At SXSW next week, WITNESS is running a workshop on the ethics of facial recognition. It’s an issue we’ve talked about before – most recently in the Cameras Everywhere report, and with the ObscuraCam Android app.
In this post we want to give you a better sense of what facial recognition technology (FRT) is, where it’s being used, and why people – including Google’s Eric Schmidt and Senator John D Rockefeller – are worried about it.
The Technology Behind Face Recognition
What is face recognition – and how is it different from face detection?
Face detection technology recognises the size and location of faces in an image. It helps power autofocus in digital cameras – you’ve probably seen this when a square appears round the face of the person you’re taking a picture of.
For all you Jennifer Aniston fans, here’s the science bit. Basically, all this technology says is “this is a face” – it doesn’t capture, store or recognise the faces it detects. Face detection can also be used to protect privacy – it’s how ObscuraCam and Google Streetview know to blur the faces of anyone caught on camera.
Face recognition technology analyses an image of your face for a series of measurements – like the distance between your eyes – to create what’s called a “faceprint”. It then compares this against a database of stored faceprints until it finds a match, either to verify the person’s identity (“X is who he says he is”) or to identify them (“who is X?”). This is what is happening when, say, iPhoto asks you:
OK, so it’s not foolproof. But facial recognition technology is improving all the time, and it’s being incorporated into a growing list of consumer products (and even street advertisements), used by millions. It makes it easier to tag photos of individuals as in Apple’s iPhoto and Google’s Picasa, or on your social networks, like Facebook or Google+, and videos, with iMovie. It’s also built into the iPhone 4S, and into the latest version of Android. And face recognition makes mobile apps like Viewdle, Recognizr, and SceneTap possible. A recent ad for LeNovo laptops suggests face recognition can even save your marriage…:
Not New, But Accelerating
These technologies aren’t new. In fact, face detection, facial recognition and related biometric technologies have been used over the last decade in various settings – in Las Vegas casinos to spot card counters, at the SuperBowl, and at U.S. border controls. Law enforcement and security services particularly like FRT, as it does not require consent or knowledge of the subject being processed – unlike finger-printing, iris-scanning or similar biometric technologies, this can be done at a distance.

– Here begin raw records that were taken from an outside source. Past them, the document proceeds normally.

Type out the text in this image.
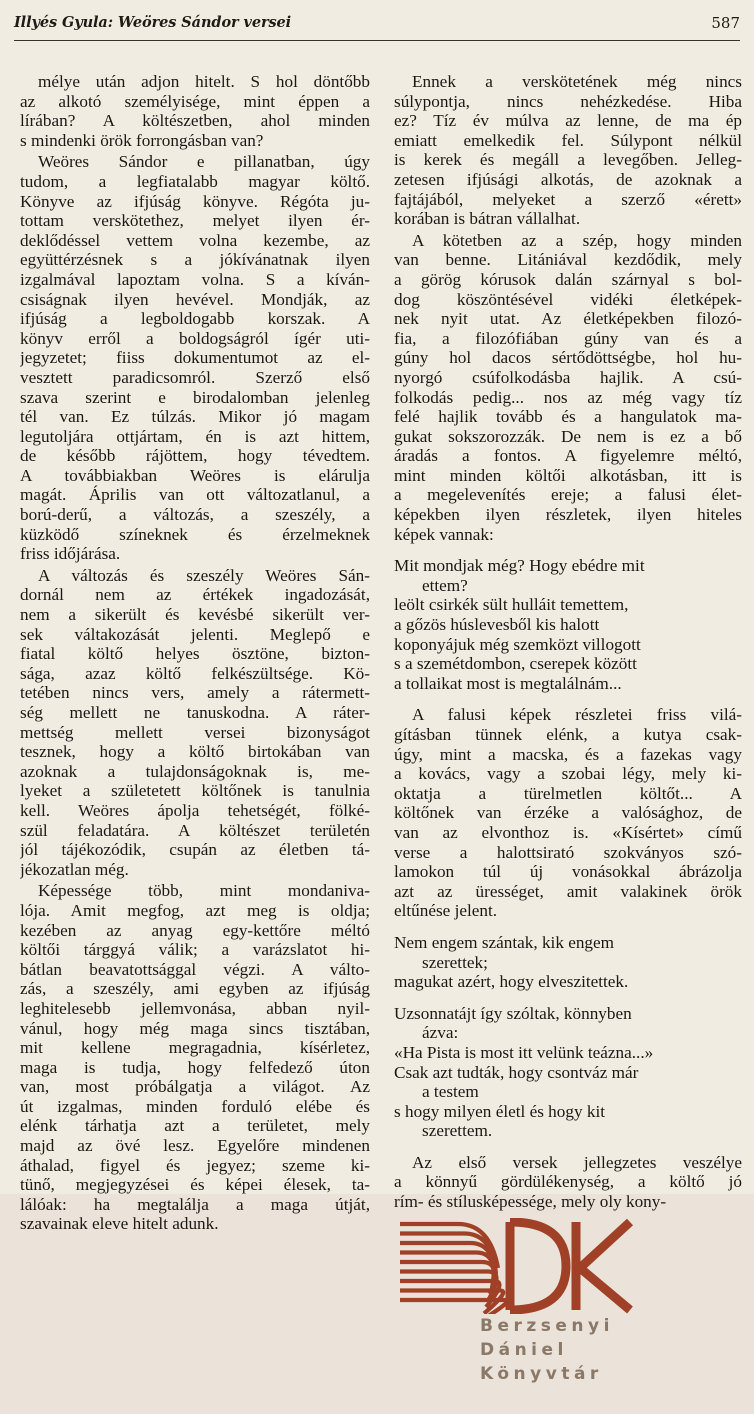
Illyés Gyula: Weöres Sándor versei	587
mélye után adjon hitelt. S hol döntőbb
az alkotó személyisége, mint éppen a
lírában? A költészetben, ahol minden
s mindenki örök forrongásban van?
Weöres Sándor e pillanatban, úgy
tudom, a legfiatalabb magyar költő.
Könyve az ifjúság könyve. Régóta ju-
tottam verskötethez, melyet ilyen ér-
deklődéssel vettem volna kezembe, az
együttérzésnek s a jókívánatnak ilyen
izgalmával lapoztam volna. S a kíván-
csiságnak ilyen hevével. Mondják, az
ifjúság a legboldogabb korszak. A
könyv erről a boldogságról ígér uti-
jegyzetet; fiiss dokumentumot az el-
vesztett paradicsomról. Szerző első
szava szerint e birodalomban jelenleg
tél van. Ez túlzás. Mikor jó magam
legutoljára ottjártam, én is azt hittem,
de később rájöttem, hogy tévedtem.
A továbbiakban Weöres is elárulja
magát. Április van ott változatlanul, a
ború-derű, a változás, a szeszély, a
küzködő színeknek és érzelmeknek
friss időjárása.
A változás és szeszély Weöres Sán-
dornál nem az értékek ingadozását,
nem a sikerült és kevésbé sikerült ver-
sek váltakozását jelenti. Meglepő e
fiatal költő helyes ösztöne, bizton-
sága, azaz költő felkészültsége. Kö-
tetében nincs vers, amely a rátermett-
ség mellett ne tanuskodna. A ráter-
mettség mellett versei bizonyságot
tesznek, hogy a költő birtokában van
azoknak a tulajdonságoknak is, me-
lyeket a születetett költőnek is tanulnia
kell. Weöres ápolja tehetségét, fölké-
szül feladatára. A költészet területén
jól tájékozódik, csupán az életben tá-
jékozatlan még.
Képessége több, mint mondaniva-
lója. Amit megfog, azt meg is oldja;
kezében az anyag egy-kettőre méltó
költői tárggyá válik; a varázslatot hi-
bátlan beavatottsággal végzi. A válto-
zás, a szeszély, ami egyben az ifjúság
leghitelesebb jellemvonása, abban nyil-
vánul, hogy még maga sincs tisztában,
mit kellene megragadnia, kísérletez,
maga is tudja, hogy felfedező úton
van, most próbálgatja a világot. Az
út izgalmas, minden forduló elébe és
elénk tárhatja azt a területet, mely
majd az övé lesz. Egyelőre mindenen
áthalad, figyel és jegyez; szeme ki-
tünő, megjegyzései és képei élesek, ta-
lálóak: ha megtalálja a maga útját,
szavainak eleve hitelt adunk.
Ennek a verskötetének még nincs
súlypontja, nincs nehézkedése. Hiba
ez? Tíz év múlva az lenne, de ma ép
emiatt emelkedik fel. Súlypont nélkül
is kerek és megáll a levegőben. Jelleg-
zetesen ifjúsági alkotás, de azoknak a
fajtájából, melyeket a szerző «érett»
korában is bátran vállalhat.
A kötetben az a szép, hogy minden
van benne. Litániával kezdődik, mely
a görög kórusok dalán szárnyal s bol-
dog köszöntésével vidéki életképek-
nek nyit utat. Az életképekben filozó-
fia, a filozófiában gúny van és a
gúny hol dacos sértődöttségbe, hol hu-
nyorgó csúfolkodásba hajlik. A csú-
folkodás pedig... nos az még vagy tíz
felé hajlik tovább és a hangulatok ma-
gukat sokszorozzák. De nem is ez a bő
áradás a fontos. A figyelemre méltó,
mint minden költői alkotásban, itt is
a megelevenítés ereje; a falusi élet-
képekben ilyen részletek, ilyen hiteles
képek vannak:
Mit mondjak még? Hogy ebédre mit
ettem?
leölt csirkék sült hulláit temettem,
a gőzös húslevesből kis halott
koponyájuk még szemközt villogott
s a szemétdombon, cserepek között
a tollaikat most is megtalálnám...
A falusi képek részletei friss vilá-
gításban tünnek elénk, a kutya csak-
úgy, mint a macska, és a fazekas vagy
a kovács, vagy a szobai légy, mely ki-
oktatja a türelmetlen költőt... A
költőnek van érzéke a valósághoz, de
van az elvonthoz is. «Kísértet» című
verse a halottsirató szokványos szó-
lamokon túl új vonásokkal ábrázolja
azt az ürességet, amit valakinek örök
eltűnése jelent.
Nem engem szántak, kik engem
szerettek;
magukat azért, hogy elveszitettek.
Uzsonnatájt így szóltak, könnyben
ázva:
«Ha Pista is most itt velünk teázna...»
Csak azt tudták, hogy csontváz már
a testem
s hogy milyen életl és hogy kit
szerettem.
Az első versek jellegzetes veszélye
a könnyű gördülékenység, a költő jó
rím- és stílusképessége, mely oly kony-
Berzsenyi
Dániel
Könyvtár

What’s new is this: this technology, which used to be accessible only to a few agencies, is now being used voluntarily, and unwittingly by millions of us through our use of social media. Our willingness to tag people in photos, and rapid advances in computer vision and object recognition have accelerated the use of FRT. We share so many images now that Facebook has, as this chart shows, the largest photo collection in history.
Reactions From the Public, Tech Companies and Regulatory Agencies
Unease over facial recognition has been growing over the past couple of years, and finally hit the mainstream last summer, when Facebook turned on – to widespread outrage – facial recognition for all its hundreds of millions of users. Even Eric Schmidt, Chairman of Google, said, in response to my question at a 2011 Google event, that facial recognition is the technology he’s most worried about, as it is “scarily accurate.”
So what can be done about FRT when the pace of inclusion of the technology into consumer products and apps is picking up so dramatically? Potential misuses of FRT are being exposed so regularly that regulators and legislators are taking notice. Late last year, the U.S. consumer protection and competition regulator, the Federal Trade Commission, held a workshop on facial recognition technology (details here) – and in January the leaders of the Congressional Bi-Partisan Privacy Caucus sent the FTC a letter (here’s ours) calling for clear policies governing companies’ use of facial recognition. In December, the International Biometric Industry Association was so concerned that it released a discussion paper on face recognition asking “Is It Time To Hit The Panic Button?”, along with privacy principles for companies using face recognition to follow.
But broader data protection initiatives aren’t yet picking up the baton. The White House’s recent Consumer Privacy Bill of Rights – aimed at steering the major Internet companies towards better privacy practices – only mentions photos and videos once (p.18), perhaps because they’re still not recognised in the U.S. as part of protected data (as p.3 of this document suggests).
These protections need to be implemented for data held by governments too. The Information and Privacy Commissioner in Canada recently ruled, for example, that law enforcement would need a warrant to use another government department’s facial recognition database to identify people involved in last June’s riots in Vancouver.
Improving Technology for All Users
We’re not knee-jerk against face recognition technology – it’s here to stay, and we need to explore how it can work for human rights. But we are very concerned that legislators and regulators have been so slow on the uptake – and that technology companies have been reluctant to participate in genuine public debate on a technology from which there really is no turning-back. We can – and must – all do better to make the best of this powerful new technology – and to protect us all from the worst.